A l'opposé de ces comportements agressifs, quelques petites filles de différentes sections étaient venues la voir un jour qu'elle portait dans ses cheveux des barrettes ornées de fleurs. Le lendemain, elle en avait offert une à chacune des fillettes qui avaient trouvé sa coiffure "trop belle !" Elle en avait une boîte pleine, et il lui avait semblé important de faire ce geste envers les autres filles de l'école pour démontrer qu'elle n'était pas une "mijaurée méprisante" - euphémisme toujours. Elle avait alors sympathisé avec certaines de ses camarades, souvent plus jeunes qu'elle, mais très gentilles et curieuses. Elle avait pris l'habitude, lorsqu'elle avait terminé de lire un récit, de raconter à ce petit groupe d'enfants curieuses les aventures de Camille et Madeleine, les héroïnes récurrentes de la série de romans de la Comtesse de Ségur qu'elle s'employait à lire dans sa totalité.

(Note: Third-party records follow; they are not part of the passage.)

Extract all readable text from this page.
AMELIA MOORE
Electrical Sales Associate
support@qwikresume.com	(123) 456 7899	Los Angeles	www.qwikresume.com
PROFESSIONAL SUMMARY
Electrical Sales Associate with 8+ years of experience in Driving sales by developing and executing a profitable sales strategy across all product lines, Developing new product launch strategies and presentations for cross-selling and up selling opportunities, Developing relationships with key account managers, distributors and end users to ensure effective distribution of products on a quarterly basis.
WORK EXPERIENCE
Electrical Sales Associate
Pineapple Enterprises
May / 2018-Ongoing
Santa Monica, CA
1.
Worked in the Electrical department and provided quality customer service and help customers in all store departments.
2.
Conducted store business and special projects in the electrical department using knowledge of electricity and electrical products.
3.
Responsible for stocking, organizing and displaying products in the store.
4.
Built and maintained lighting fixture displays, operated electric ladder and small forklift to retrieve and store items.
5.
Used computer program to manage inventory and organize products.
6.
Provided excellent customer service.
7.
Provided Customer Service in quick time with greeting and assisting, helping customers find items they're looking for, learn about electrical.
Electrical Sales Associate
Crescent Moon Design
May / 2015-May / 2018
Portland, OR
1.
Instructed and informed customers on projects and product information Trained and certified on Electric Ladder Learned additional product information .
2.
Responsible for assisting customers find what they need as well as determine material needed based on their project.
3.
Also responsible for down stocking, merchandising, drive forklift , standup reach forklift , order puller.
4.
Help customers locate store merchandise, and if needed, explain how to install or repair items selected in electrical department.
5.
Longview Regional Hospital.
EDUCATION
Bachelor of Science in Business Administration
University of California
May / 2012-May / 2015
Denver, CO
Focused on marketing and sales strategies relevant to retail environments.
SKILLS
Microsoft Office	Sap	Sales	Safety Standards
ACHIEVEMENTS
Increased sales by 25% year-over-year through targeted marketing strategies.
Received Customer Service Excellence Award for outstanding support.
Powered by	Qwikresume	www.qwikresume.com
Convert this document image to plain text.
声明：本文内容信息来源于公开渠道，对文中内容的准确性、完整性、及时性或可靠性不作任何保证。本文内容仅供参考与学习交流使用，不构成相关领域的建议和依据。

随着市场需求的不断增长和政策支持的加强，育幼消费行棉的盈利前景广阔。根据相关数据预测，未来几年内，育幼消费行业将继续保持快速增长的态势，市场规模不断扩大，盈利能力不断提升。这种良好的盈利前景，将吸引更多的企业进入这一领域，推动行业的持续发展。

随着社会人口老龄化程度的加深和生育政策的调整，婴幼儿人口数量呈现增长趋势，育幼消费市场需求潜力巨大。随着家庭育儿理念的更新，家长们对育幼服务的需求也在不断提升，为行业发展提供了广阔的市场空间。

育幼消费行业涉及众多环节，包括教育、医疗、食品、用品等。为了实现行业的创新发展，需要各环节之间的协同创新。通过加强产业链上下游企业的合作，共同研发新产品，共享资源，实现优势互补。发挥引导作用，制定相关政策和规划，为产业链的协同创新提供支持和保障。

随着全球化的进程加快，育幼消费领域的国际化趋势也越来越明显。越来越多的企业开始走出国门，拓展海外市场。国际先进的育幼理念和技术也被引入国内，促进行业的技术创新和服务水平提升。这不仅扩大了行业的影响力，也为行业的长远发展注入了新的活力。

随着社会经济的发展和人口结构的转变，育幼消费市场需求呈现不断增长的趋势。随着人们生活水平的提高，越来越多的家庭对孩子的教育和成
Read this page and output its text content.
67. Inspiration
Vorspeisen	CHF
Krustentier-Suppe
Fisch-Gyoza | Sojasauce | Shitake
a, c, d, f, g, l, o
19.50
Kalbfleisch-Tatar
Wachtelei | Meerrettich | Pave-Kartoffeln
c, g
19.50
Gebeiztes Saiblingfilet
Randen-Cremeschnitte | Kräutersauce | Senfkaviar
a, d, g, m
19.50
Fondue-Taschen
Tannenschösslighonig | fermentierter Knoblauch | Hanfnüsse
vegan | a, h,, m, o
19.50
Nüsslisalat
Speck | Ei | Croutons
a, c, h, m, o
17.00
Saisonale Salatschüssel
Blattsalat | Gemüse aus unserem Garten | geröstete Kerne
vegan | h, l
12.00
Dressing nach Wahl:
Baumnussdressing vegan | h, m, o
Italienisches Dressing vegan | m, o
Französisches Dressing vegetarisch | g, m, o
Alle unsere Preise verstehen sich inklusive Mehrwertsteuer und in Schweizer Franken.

Les petites de CP et CE1 l'écoutaient, assises autour d'elle, avec attention, et riaient parfois de bon cœur du mode de vie désuet des personnages. Elle avait également commencé à leur apprendre comment réaliser de jolis bracelets de perles au tressage un peu compliqué. Malheureusement beaucoup des fillettes, préférant aller se défouler en jouant à chat avec les garçons de leur classe, n'avaient pas eu la patience de terminer leurs ouvrages et les avaient laissés entre les mains d'une Capucine promettant de les terminer pour les leur remettre. Nonobstant ces rares moments de partage souvent éphémère, elle reste donc seule la plupart du temps. Elle ne se plaint pas, vivant cette situation avec patience et dignité. Tant que les malandrins de la bande de Kevin ne viennent pas l'importuner, tout est supportable.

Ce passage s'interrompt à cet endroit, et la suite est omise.